Bupati Banyuwangi Abdullah Azwar Anas menambahkan, perjuangan Habib Sholeh dalam memerangi fitnah terhadap PDIP merupakan jasa yang tidak bisa dilupakan. Anas yang merupakan politikus PDIP itu menilai agenda ini adalah bentuk perhatian yang mendalam terhadap perjuangan Habib Sholeh.

"Ketua Umum PDIP Ibu Megawati juga peduli untuk mereka yang mendarmakan diri bagi negara dan PDIP. Mudah-mudahan, kita doakan, Habib Sholeh husnul khatimah," jelas dia.

Anas juga menilai persahabatan antara Hasto dengan Habib Sholeh perlu dicontoh. Sebab, persahabatan keduanya abadi meski sudah berbeda dunia. "Saya tahu, Pak Sekjen ini sibuknya luar biasa di Jakarta. Tetapi, untuk memberikan nilai persahabatan itu sendiri, beliau mau datang jauh-jauh ke sini," kata Anas.
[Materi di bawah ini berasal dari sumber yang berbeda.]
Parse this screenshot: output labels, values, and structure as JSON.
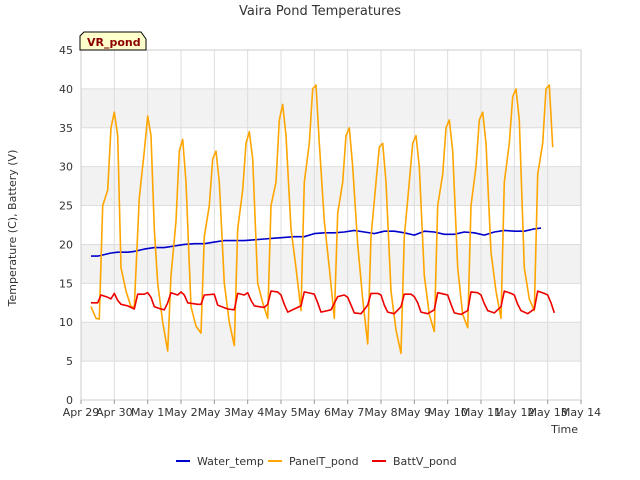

Sementara itu, Habib Husen Bin Muhdar Almuhdar mengibaratkan Habib Sholeh sebagai pemadam kebakaran di tengah krisis SARA belakangan ini. Habib Sholeh, menurut Habib Husen, tak segan-segan memerangi fitnah itu dengan langsung turun ke jalan.

"Mari kita doakan beliau. Habib Sholeh mematikan fitnah layaknya pemadam kebakaran. Dia membawa perdamaian. Menabur kasih sayang, seperti ajaran Rasulullah. Bukan kebencian," tutur Habib Husen.